Bah non je trouve pas que c'est un point faible parce que dans le groupe je me sens bien et tout se passe bien.

 

CDF - On a vu que tu avais remporté la Coupe du Monde U17 en 2012 aux tirs au but et juste après la Coupe d'Europe U19 en 2013. On sait qu'en sélection on apprend beaucoup plus et plus vite, ça t'as permis de cloisonner ton apprentissage et ta mentalité pour le haut niveau ? Aujourd'hui c'est en partie grâce à ça que tu es en A ?

A. T. - Je m'entraînais depuis que j'étais jeune avec les seniors. Oui c'est vrai, avec toutes les sélections jeunes j'ai pris de l'expérience même si j'ai fait que des compétitions jeunes mais ça me permet de m'aider en A, parce qu'on a quand même remporté des titres et c'est pas rien.
Ce sont des moments gravés et qu'on oublie pas.

 

CDF - Parce qu'on a vu que quand vous êtes revenues d'Azerbaïdjan (après la Coupe du Monde U17) vous réalisiez pas trop («C'est génial, on est super heureuses, même si on ne réalise pas trop») ?

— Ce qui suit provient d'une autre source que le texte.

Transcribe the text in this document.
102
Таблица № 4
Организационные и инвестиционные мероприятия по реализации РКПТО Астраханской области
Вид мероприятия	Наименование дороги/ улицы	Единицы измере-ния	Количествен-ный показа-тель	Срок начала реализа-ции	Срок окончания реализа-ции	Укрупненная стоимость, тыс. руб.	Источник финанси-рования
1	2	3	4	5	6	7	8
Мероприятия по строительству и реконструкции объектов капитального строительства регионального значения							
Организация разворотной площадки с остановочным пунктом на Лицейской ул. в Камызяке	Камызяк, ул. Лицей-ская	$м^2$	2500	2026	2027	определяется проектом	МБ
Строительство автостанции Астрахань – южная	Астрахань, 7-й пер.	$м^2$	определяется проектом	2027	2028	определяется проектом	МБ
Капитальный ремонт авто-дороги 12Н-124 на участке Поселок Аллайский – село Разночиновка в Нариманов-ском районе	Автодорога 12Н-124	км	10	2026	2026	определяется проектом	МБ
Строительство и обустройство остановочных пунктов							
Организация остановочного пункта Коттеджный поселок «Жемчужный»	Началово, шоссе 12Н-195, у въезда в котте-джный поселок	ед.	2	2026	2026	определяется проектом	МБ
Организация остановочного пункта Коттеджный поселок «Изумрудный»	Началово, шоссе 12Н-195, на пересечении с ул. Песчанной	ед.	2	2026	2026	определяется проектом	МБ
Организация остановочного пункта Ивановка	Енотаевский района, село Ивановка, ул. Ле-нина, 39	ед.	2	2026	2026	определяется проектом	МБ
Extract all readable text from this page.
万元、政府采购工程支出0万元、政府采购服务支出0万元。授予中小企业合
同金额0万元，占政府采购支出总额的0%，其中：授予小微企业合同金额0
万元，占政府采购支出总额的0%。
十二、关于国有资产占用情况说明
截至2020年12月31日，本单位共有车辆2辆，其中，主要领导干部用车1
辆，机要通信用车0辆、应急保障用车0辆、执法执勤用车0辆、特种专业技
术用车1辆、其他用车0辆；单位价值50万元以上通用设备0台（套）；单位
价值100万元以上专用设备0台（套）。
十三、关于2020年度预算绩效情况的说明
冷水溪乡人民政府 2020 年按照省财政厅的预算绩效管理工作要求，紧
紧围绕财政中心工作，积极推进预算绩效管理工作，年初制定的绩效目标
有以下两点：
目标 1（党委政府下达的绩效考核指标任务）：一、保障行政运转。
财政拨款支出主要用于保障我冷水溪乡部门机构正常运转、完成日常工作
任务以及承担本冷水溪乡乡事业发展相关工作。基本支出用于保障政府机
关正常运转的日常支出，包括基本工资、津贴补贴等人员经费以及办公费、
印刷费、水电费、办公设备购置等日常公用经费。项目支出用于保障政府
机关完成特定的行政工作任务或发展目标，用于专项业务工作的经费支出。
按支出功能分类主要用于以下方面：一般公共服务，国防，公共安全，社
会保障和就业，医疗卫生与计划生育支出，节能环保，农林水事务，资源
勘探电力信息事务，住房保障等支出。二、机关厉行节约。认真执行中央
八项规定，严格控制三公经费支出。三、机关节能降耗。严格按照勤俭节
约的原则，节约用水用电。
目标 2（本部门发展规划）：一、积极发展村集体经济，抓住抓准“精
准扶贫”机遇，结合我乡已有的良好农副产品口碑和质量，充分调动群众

A. T. - Oui...mais en fait on a été Championnes du Monde, on avait 17ans, on était contentes mais on réalisait pas trop. C'est plutôt quand on est arrivées en France, dès qu'on voyait les gens, ils nous disaient "c'est extraordinaire ce que vous avez fait" et je crois que c'est une semaine ou deux semaines après où on réalisait vraiment. Mais sur le moment tu réalises pas, tu te dis oui t'as gagné une Coupe du Monde mais après on revient vite à la réalité aussi. Parce qu'après on a du retourner en cours et reprendre la routine lycée/entraînement.

 

CDF - On a vu aussi que tu ne disputais pas forcément les matchs avec Juvisy, mais les gros matchs t'y étais, les demi-finales de Ligue des Champions contre Lyon, et les finales en sélection ? On sait qu'on peut perdre son capital confiance dans certains grands matchs. Toi on a l'impression que ça glisse un peu sur toi, ça t'atteint pas, t'es focus sur ta préparation et le prochain match ?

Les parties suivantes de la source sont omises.